Making Backups on Mac OS X

March 4, 2006     

So, due to a little problem with my PowerBook I am forced to backup my hard drive not only so that I can continue working while I send it in to Apple, but also not to depend on the kindness of Apple techs to preserve my precious data.

I ran out and bought a 160GB USB 2.0 drive then set about the backup the old fashioned way… dragging my home folder to the new drive. It takes a minute or two to count up the 50GB of files then begins to copy. Unfortunately after a minute the copy fails due to an unknown inability to copy a file. There’s no obvious reason, and the error message gives absolutely no information. Okay. What am I doing using the Finder to backup 50 gigabytes of files anyway? This is OS X, we’ve got BSD under the hood.

My goals were simple:

  1. File modification times should be preserved.
  2. If any part of the copy fails, the rest should continue.
  3. I need to know exactly what failed if it does.
  4. I don’t want any locked files, they are a pain.

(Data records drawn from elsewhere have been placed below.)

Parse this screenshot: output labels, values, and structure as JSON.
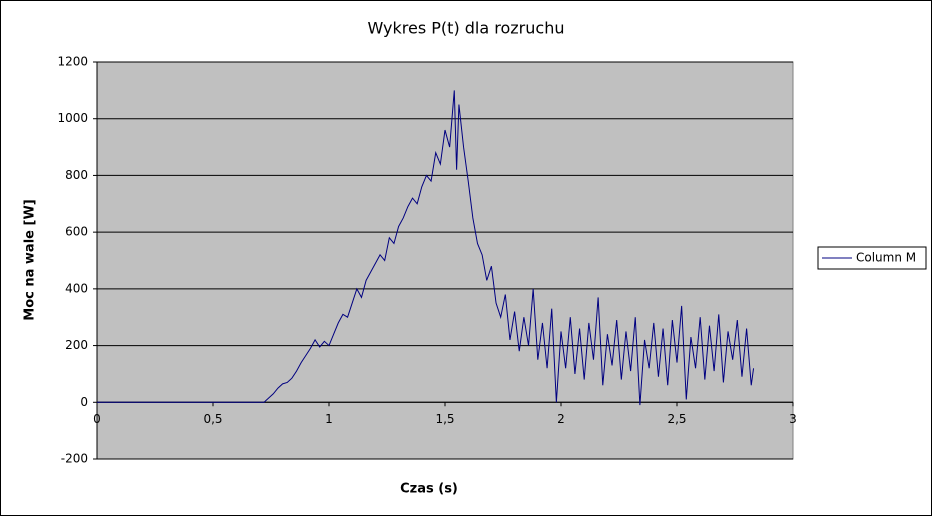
{
  "chart_data": {
    "type": "line",
    "title": "Wykres P(t) dla rozruchu",
    "x_label": "Czas (s)",
    "y_label": "Moc na wale [W]",
    "x": [
      0,
      0.7,
      0.72,
      0.74,
      0.76,
      0.78,
      0.8,
      0.82,
      0.84,
      0.86,
      0.88,
      0.9,
      0.92,
      0.94,
      0.96,
      0.98,
      1.0,
      1.02,
      1.04,
      1.06,
      1.08,
      1.1,
      1.12,
      1.14,
      1.16,
      1.18,
      1.2,
      1.22,
      1.24,
      1.26,
      1.28,
      1.3,
      1.32,
      1.34,
      1.36,
      1.38,
      1.4,
      1.42,
      1.44,
      1.46,
      1.48,
      1.5,
      1.52,
      1.54,
      1.55,
      1.56,
      1.58,
      1.6,
      1.62,
      1.64,
      1.66,
      1.68,
      1.7,
      1.72,
      1.74,
      1.76,
      1.78,
      1.8,
      1.82,
      1.84,
      1.86,
      1.88,
      1.9,
      1.92,
      1.94,
      1.96,
      1.98,
      2.0,
      2.02,
      2.04,
      2.06,
      2.08,
      2.1,
      2.12,
      2.14,
      2.16,
      2.18,
      2.2,
      2.22,
      2.24,
      2.26,
      2.28,
      2.3,
      2.32,
      2.34,
      2.36,
      2.38,
      2.4,
      2.42,
      2.44,
      2.46,
      2.48,
      2.5,
      2.52,
      2.54,
      2.56,
      2.58,
      2.6,
      2.62,
      2.64,
      2.66,
      2.68,
      2.7,
      2.72,
      2.74,
      2.76,
      2.78,
      2.8,
      2.82,
      2.83
    ],
    "series": [
      {
        "name": "Column M",
        "color": "#000080",
        "values": [
          0,
          0,
          0,
          15,
          30,
          50,
          65,
          70,
          85,
          110,
          140,
          165,
          190,
          220,
          195,
          215,
          200,
          240,
          280,
          310,
          300,
          350,
          400,
          370,
          430,
          460,
          490,
          520,
          500,
          580,
          560,
          620,
          650,
          690,
          720,
          700,
          760,
          800,
          780,
          880,
          840,
          960,
          900,
          1100,
          820,
          1050,
          900,
          780,
          650,
          560,
          520,
          430,
          480,
          350,
          300,
          380,
          220,
          320,
          180,
          300,
          200,
          400,
          150,
          280,
          120,
          330,
          0,
          250,
          120,
          300,
          100,
          260,
          80,
          280,
          150,
          370,
          60,
          240,
          130,
          290,
          80,
          250,
          110,
          300,
          -10,
          220,
          120,
          280,
          90,
          260,
          60,
          290,
          140,
          340,
          10,
          230,
          120,
          300,
          80,
          270,
          110,
          310,
          70,
          250,
          150,
          290,
          90,
          260,
          60,
          120
        ]
      }
    ],
    "xlim": [
      0,
      3
    ],
    "ylim": [
      -200,
      1200
    ],
    "xticks": [
      0,
      {
        "value": 0.5,
        "label": "0,5"
      },
      1,
      {
        "value": 1.5,
        "label": "1,5"
      },
      2,
      {
        "value": 2.5,
        "label": "2,5"
      },
      3
    ],
    "yticks": [
      -200,
      0,
      200,
      400,
      600,
      800,
      1000,
      1200
    ],
    "grid": true,
    "legend": "right"
  }
}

The solution is even simpler:

  1. Unlock all files using sudo chflags -R nouchg ~
  2. Copy directory recursive using preserve flag cp -Rp ~ target_directory 2>copy_errors.txt
  3. Monitor errors in another terminal tail -f copy_errors.txt
  4. Monitor progress in a finder window (thanks for Tiger’s Finder’s responsiveness to file changes at the kernel level).

The nice thing about this solution is it just goes. Finder copying and deleting is so interactive, you can’t start it and leave. I’m also hoping that this solution will play nice with the computer spontaneously sleeping. The only question is will the USB drive freak out.

Yes, in the future I want to have all my critical data rsynced to offsite backups, but in the meantime this will have to do.